Salvo excepciones, la generalidad de empresas del sector turístico (como en otros sectores) declara que compite sobre la base del valor que trasladan a sus clientes, huyendo de la competencia en precios. Así quedó reflejado en el reciente Foro de Hosteltur.
Cierto es que la guerra de precios es una estrategia peligrosa que, caso de arrastrar al conjunto del sector, puede derivar en una espiral de merma de rentabilidad para todos: la reducción de precios es una acción fácilmente replicable. Los que deciden seguirla, supuestamente porque han logrado dotarse de una estructura de costes sensiblemente más eficiente (aunque podría haber otras razones, que importa mucho conocer a la hora de articular una estrategia de respuesta, ya que es difícil sostener durante mucho tiempo la presión no del coste bajo, sino del coste más bajo) son los conocidos como “malos” competidores, de ahí que tienda a enmascararse.

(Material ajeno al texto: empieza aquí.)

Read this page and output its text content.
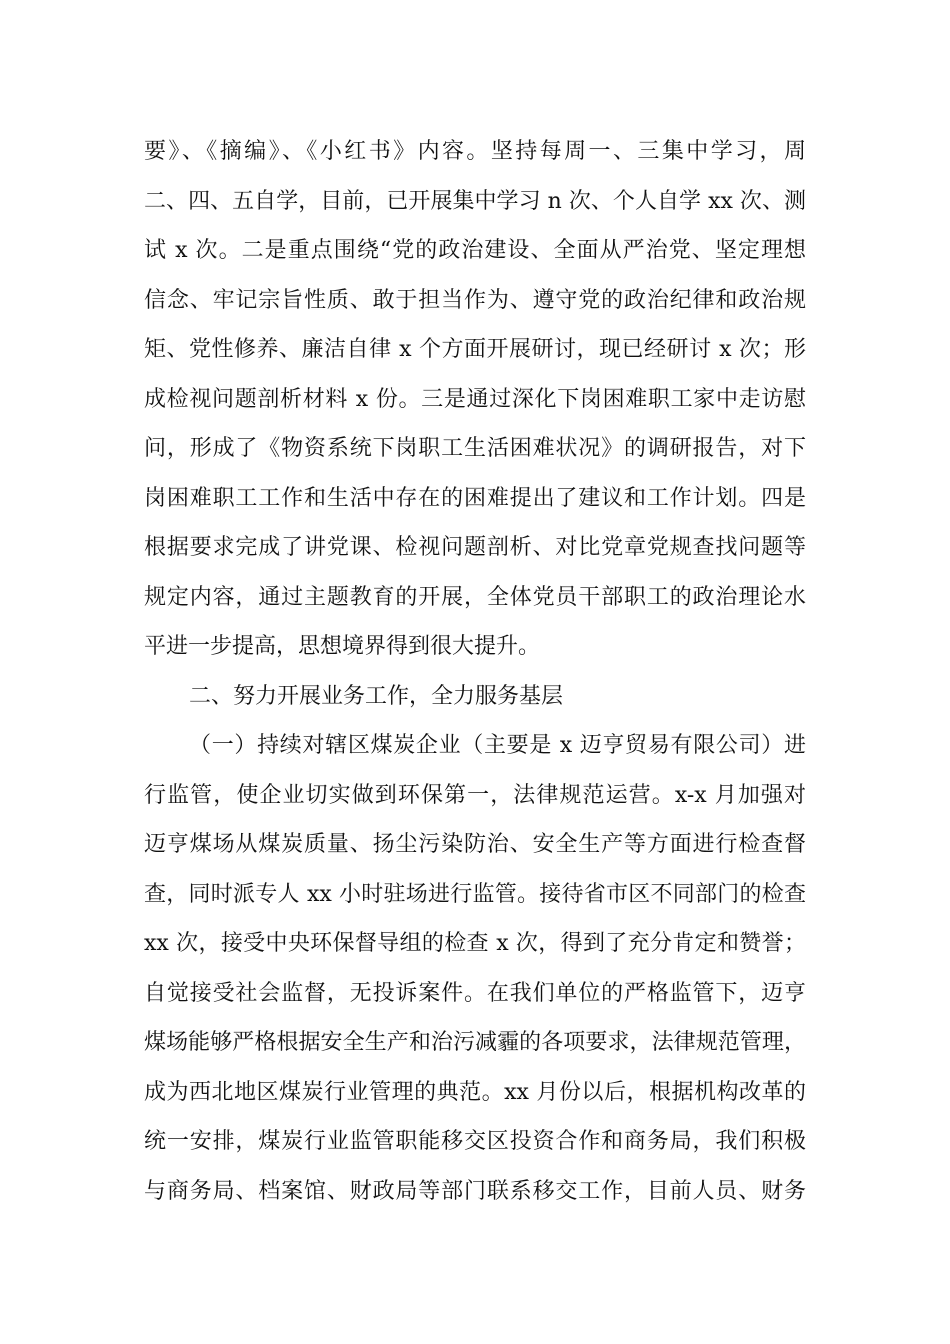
要》、《摘编》、《小红书》内容。坚持每周一、三集中学习，周
二、四、五自学，目前，已开展集中学习 n 次、个人自学 xx 次、测
试 x 次。二是重点围绕“党的政治建设、全面从严治党、坚定理想
信念、牢记宗旨性质、敢于担当作为、遵守党的政治纪律和政治规
矩、党性修养、廉洁自律 x 个方面开展研讨，现已经研讨 x 次；形
成检视问题剖析材料 x 份。三是通过深化下岗困难职工家中走访慰
问，形成了《物资系统下岗职工生活困难状况》的调研报告，对下
岗困难职工工作和生活中存在的困难提出了建议和工作计划。四是
根据要求完成了讲党课、检视问题剖析、对比党章党规查找问题等
规定内容，通过主题教育的开展，全体党员干部职工的政治理论水
平进一步提高，思想境界得到很大提升。
二、努力开展业务工作，全力服务基层
（一）持续对辖区煤炭企业（主要是 x 迈亨贸易有限公司）进
行监管，使企业切实做到环保第一，法律规范运营。x-x 月加强对
迈亨煤场从煤炭质量、扬尘污染防治、安全生产等方面进行检查督
查，同时派专人 xx 小时驻场进行监管。接待省市区不同部门的检查
xx 次，接受中央环保督导组的检查 x 次，得到了充分肯定和赞誉；
自觉接受社会监督，无投诉案件。在我们单位的严格监管下，迈亨
煤场能够严格根据安全生产和治污减霾的各项要求，法律规范管理，
成为西北地区煤炭行业管理的典范。xx 月份以后，根据机构改革的
统一安排，煤炭行业监管职能移交区投资合作和商务局，我们积极
与商务局、档案馆、财政局等部门联系移交工作，目前人员、财务
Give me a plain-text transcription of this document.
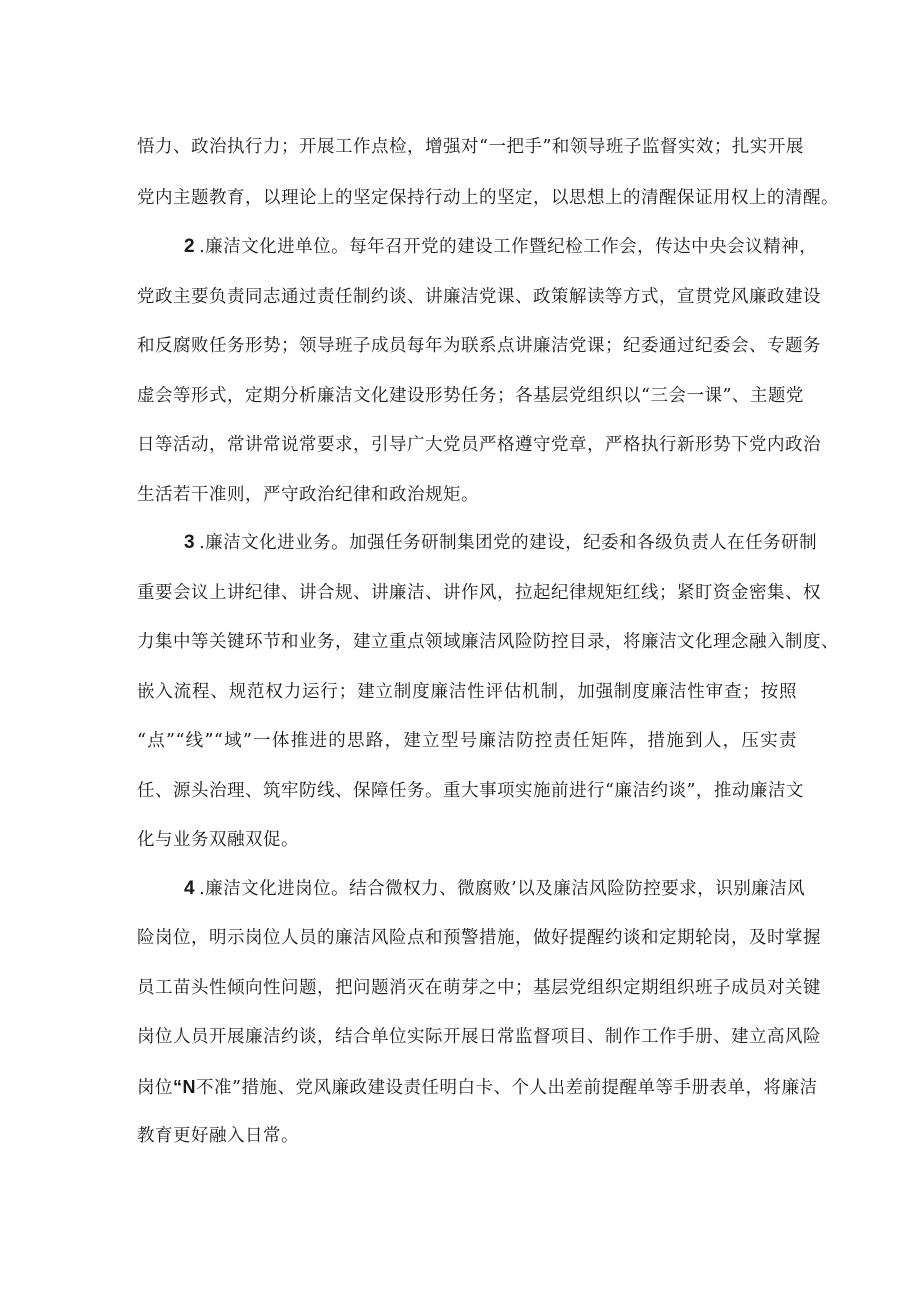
悟力、政治执行力；开展工作点检，增强对“一把手”和领导班子监督实效；扎实开展
党内主题教育，以理论上的坚定保持行动上的坚定，以思想上的清醒保证用权上的清醒。
2 .廉洁文化进单位。每年召开党的建设工作暨纪检工作会，传达中央会议精神，
党政主要负责同志通过责任制约谈、讲廉洁党课、政策解读等方式，宣贯党风廉政建设
和反腐败任务形势；领导班子成员每年为联系点讲廉洁党课；纪委通过纪委会、专题务
虚会等形式，定期分析廉洁文化建设形势任务；各基层党组织以“三会一课”、主题党
日等活动，常讲常说常要求，引导广大党员严格遵守党章，严格执行新形势下党内政治
生活若干准则，严守政治纪律和政治规矩。
3 .廉洁文化进业务。加强任务研制集团党的建设，纪委和各级负责人在任务研制
重要会议上讲纪律、讲合规、讲廉洁、讲作风，拉起纪律规矩红线；紧盯资金密集、权
力集中等关键环节和业务，建立重点领域廉洁风险防控目录，将廉洁文化理念融入制度、
嵌入流程、规范权力运行；建立制度廉洁性评估机制，加强制度廉洁性审查；按照
“点”“线”“域”一体推进的思路，建立型号廉洁防控责任矩阵，措施到人，压实责
任、源头治理、筑牢防线、保障任务。重大事项实施前进行“廉洁约谈”，推动廉洁文
化与业务双融双促。
4 .廉洁文化进岗位。结合微权力、微腐败’以及廉洁风险防控要求，识别廉洁风
险岗位，明示岗位人员的廉洁风险点和预警措施，做好提醒约谈和定期轮岗，及时掌握
员工苗头性倾向性问题，把问题消灭在萌芽之中；基层党组织定期组织班子成员对关键
岗位人员开展廉洁约谈，结合单位实际开展日常监督项目、制作工作手册、建立高风险
岗位“N不准”措施、党风廉政建设责任明白卡、个人出差前提醒单等手册表单，将廉洁
教育更好融入日常。
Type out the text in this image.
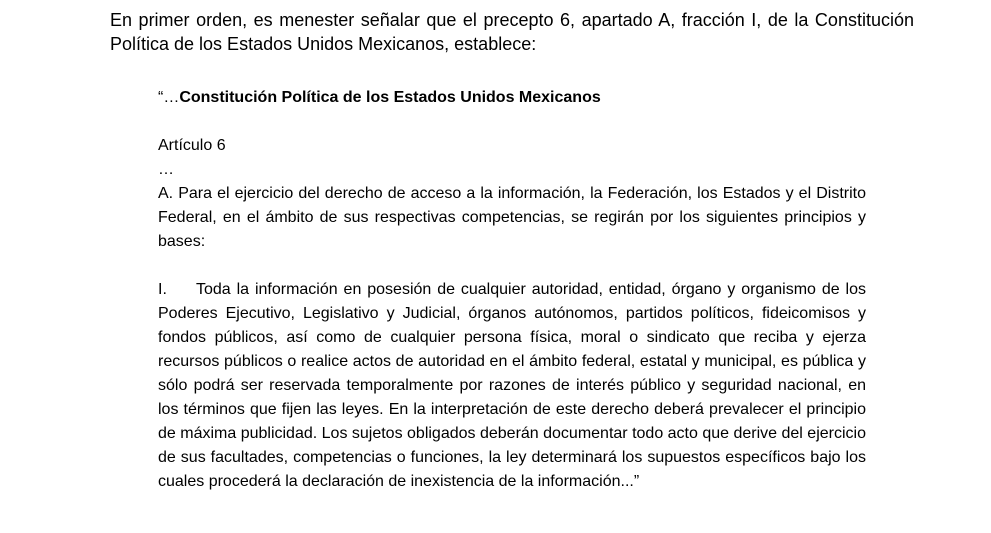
En primer orden, es menester señalar que el precepto 6, apartado A, fracción I, de la Constitución Política de los Estados Unidos Mexicanos, establece:

“…Constitución Política de los Estados Unidos Mexicanos

Artículo 6

…

A. Para el ejercicio del derecho de acceso a la información, la Federación, los Estados y el Distrito Federal, en el ámbito de sus respectivas competencias, se regirán por los siguientes principios y bases:

I. Toda la información en posesión de cualquier autoridad, entidad, órgano y organismo de los Poderes Ejecutivo, Legislativo y Judicial, órganos autónomos, partidos políticos, fideicomisos y fondos públicos, así como de cualquier persona física, moral o sindicato que reciba y ejerza recursos públicos o realice actos de autoridad en el ámbito federal, estatal y municipal, es pública y sólo podrá ser reservada temporalmente por razones de interés público y seguridad nacional, en los términos que fijen las leyes. En la interpretación de este derecho deberá prevalecer el principio de máxima publicidad. Los sujetos obligados deberán documentar todo acto que derive del ejercicio de sus facultades, competencias o funciones, la ley determinará los supuestos específicos bajo los cuales procederá la declaración de inexistencia de la información...”
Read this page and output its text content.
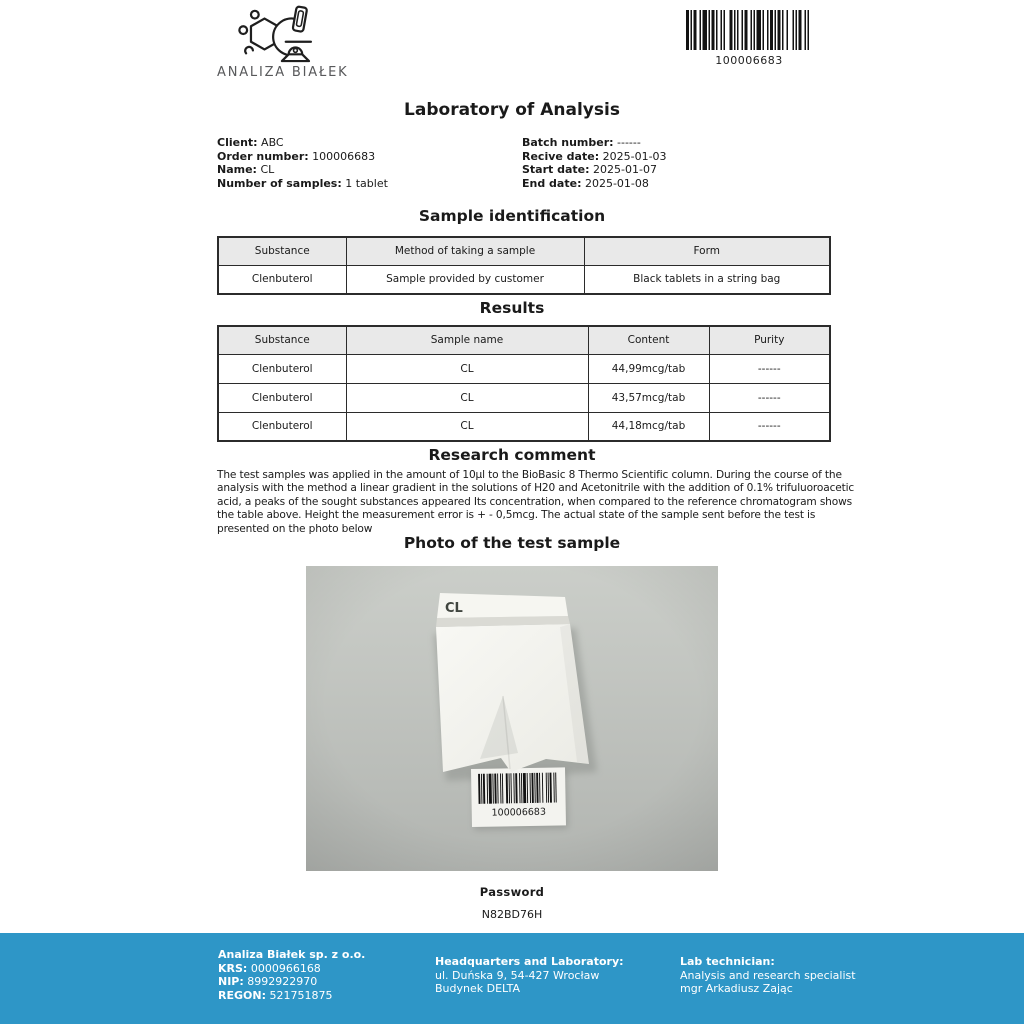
ANALIZA BIAŁEK
100006683
Laboratory of Analysis
Client: ABC
Order number: 100006683
Name: CL
Number of samples: 1 tablet
Batch number: ------
Recive date: 2025-01-03
Start date: 2025-01-07
End date: 2025-01-08
Sample identification
Substance	Method of taking a sample	Form
Clenbuterol	Sample provided by customer	Black tablets in a string bag
Results
Substance	Sample name	Content	Purity
Clenbuterol	CL	44,99mcg/tab	------
Clenbuterol	CL	43,57mcg/tab	------
Clenbuterol	CL	44,18mcg/tab	------
Research comment

The test samples was applied in the amount of 10μl to the BioBasic 8 Thermo Scientific column. During the course of the analysis with the method a linear gradient in the solutions of H20 and Acetonitrile with the addition of 0.1% trifuluoroacetic acid, a peaks of the sought substances appeared Its concentration, when compared to the reference chromatogram shows the table above. Height the measurement error is + - 0,5mcg. The actual state of the sample sent before the test is presented on the photo below

Photo of the test sample
100006683
CL
Password
N82BD76H
Analiza Białek sp. z o.o.
KRS: 0000966168
NIP: 8992922970
REGON: 521751875
Headquarters and Laboratory:
ul. Duńska 9, 54-427 Wrocław
Budynek DELTA
Lab technician:
Analysis and research specialist
mgr Arkadiusz Zając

Sea como fuere, y sin perjuicio de que los costes serán siempre una variable estratégica a la que prestar la mayor de las atenciones, mi impresión fue que no siempre hablamos el mismo lenguaje cuando mezclamos los términos precio y valor.
Si asumimos que el valor puede ser medido a través de la cantidad (precio) que el cliente está dispuesto a pagar, la primera gran pregunta es por qué alguien estará dispuesto a pagar más (un precio más alto) por aquello que le ofrecemos. La respuesta es poliédrica, pero desde luego dependerá de la comparabilidad de las alternativas y del tipo de cliente al que nos dirijamos, de cómo nos relacionemos con él y de aquello que le ofrezcamos: lo que los anglosajones denominan “Value for Money”.
Por tanto, para dilucidar esta cuestión lo primero es segmentar adecuadamente el mercado turístico, cada vez más heterogéneo: a partir de ahí podremos empezar a discernir, en función del perfil de nuestro target o targets (su perfil socio-económico, su motivación principal, el ocio-tipo en el que cabe ser encuadrado, etc.) la oferta (experiencias en lugar de productos) que mejor se pueda ajustar al mismo, lo que estará dispuesto a pagar (el valor que para él tiene nuestra oferta) y si ese precio resulta remunerador en función de nuestros costes como empresa, desde una lógica outside-inside.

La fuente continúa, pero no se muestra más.